First, the filing asks FERC to empower state regulators with authority to decide how the costs of new transmission projects are shared across a region. In the rule, FERC requires utilities to provide state regulators with an opportunity to propose cost allocation methods but authorizes utilities to decide whether to formally propose the states’ preferred approaches to FERC for its approval. FERC claims that federal law prevents it from demanding that utilities formally file the states’ preferred cost allocation methods. The Electricity Law Initiative’s request urges FERC to reconsider this legal constraint and find: 1) that there is no legal barrier preventing it from ordering utilities to file the states’ preferred cost allocation methods, and 2) that FERC must require utilities to do so in order to ensure that transmission rates are just and reasonable.
Second, the filing asks FERC to clarify that its new transmission planning rules are rooted in FERC’s legal duty to mitigate utility market power. For nearly thirty years, FERC has required utilities to treat all transmission users, such as independent power producers, municipally owned utilities, and the utility’s own power marketing operations on a “comparable” basis.
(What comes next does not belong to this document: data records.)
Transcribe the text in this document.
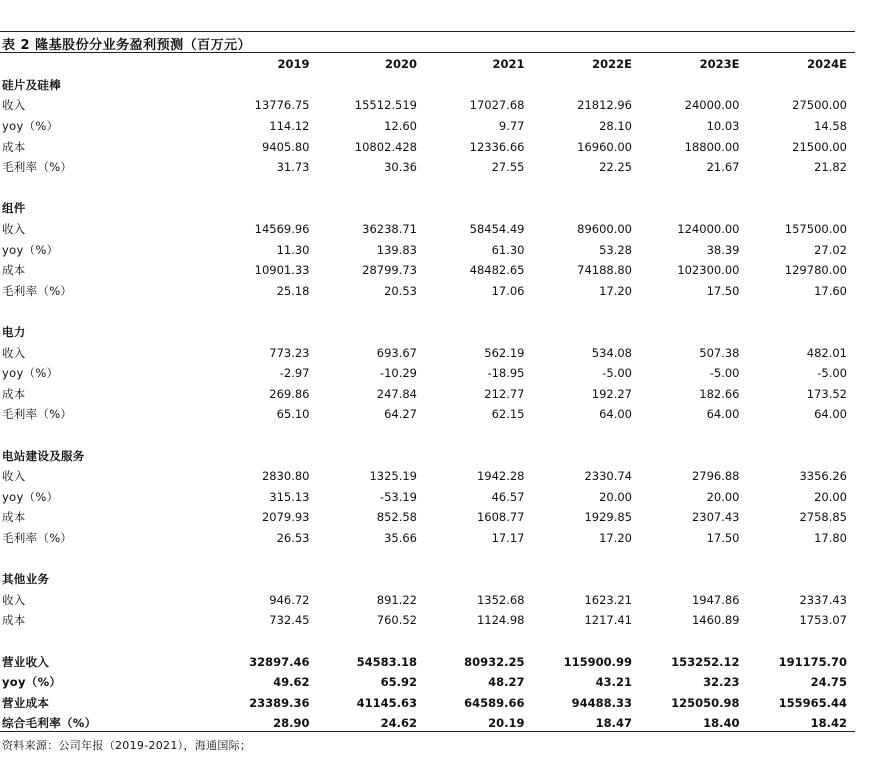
表 2 隆基股份分业务盈利预测（百万元）
	2019	2020	2021	2022E	2023E	2024E
硅片及硅棒						
收入	13776.75	15512.519	17027.68	21812.96	24000.00	27500.00
yoy（%）	114.12	12.60	9.77	28.10	10.03	14.58
成本	9405.80	10802.428	12336.66	16960.00	18800.00	21500.00
毛利率（%）	31.73	30.36	27.55	22.25	21.67	21.82

组件						
收入	14569.96	36238.71	58454.49	89600.00	124000.00	157500.00
yoy（%）	11.30	139.83	61.30	53.28	38.39	27.02
成本	10901.33	28799.73	48482.65	74188.80	102300.00	129780.00
毛利率（%）	25.18	20.53	17.06	17.20	17.50	17.60

电力						
收入	773.23	693.67	562.19	534.08	507.38	482.01
yoy（%）	-2.97	-10.29	-18.95	-5.00	-5.00	-5.00
成本	269.86	247.84	212.77	192.27	182.66	173.52
毛利率（%）	65.10	64.27	62.15	64.00	64.00	64.00

电站建设及服务						
收入	2830.80	1325.19	1942.28	2330.74	2796.88	3356.26
yoy（%）	315.13	-53.19	46.57	20.00	20.00	20.00
成本	2079.93	852.58	1608.77	1929.85	2307.43	2758.85
毛利率（%）	26.53	35.66	17.17	17.20	17.50	17.80

其他业务						
收入	946.72	891.22	1352.68	1623.21	1947.86	2337.43
成本	732.45	760.52	1124.98	1217.41	1460.89	1753.07

营业收入	32897.46	54583.18	80932.25	115900.99	153252.12	191175.70
yoy（%）	49.62	65.92	48.27	43.21	32.23	24.75
营业成本	23389.36	41145.63	64589.66	94488.33	125050.98	155965.44
综合毛利率（%）	28.90	24.62	20.19	18.47	18.40	18.42
资料来源：公司年报（2019-2021），海通国际；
This principle applies to transmission planning and demands that utilities consider how the needs of market participants, including utility customers and competitors, affect transmission expansion.
In the rule, FERC requires that regional transmission planning administered by utilities and Regional Transmission Organizations be premised on three long-term scenarios about the industry’s potential future supply mix. To develop those scenarios, FERC’s rule requires planners to consider seven factors, including utility and corporate energy purchasing commitments that affect long-term transmission needs. FERC’s rule calls out corporate demand for clean energy as a potential driver of transmission expansion. The Electricity Law Initiative’s request urges FERC to clarify that regional planning must consider all transmission users’ needs and that this requirement is based on FERC’s long-standing comparability principle.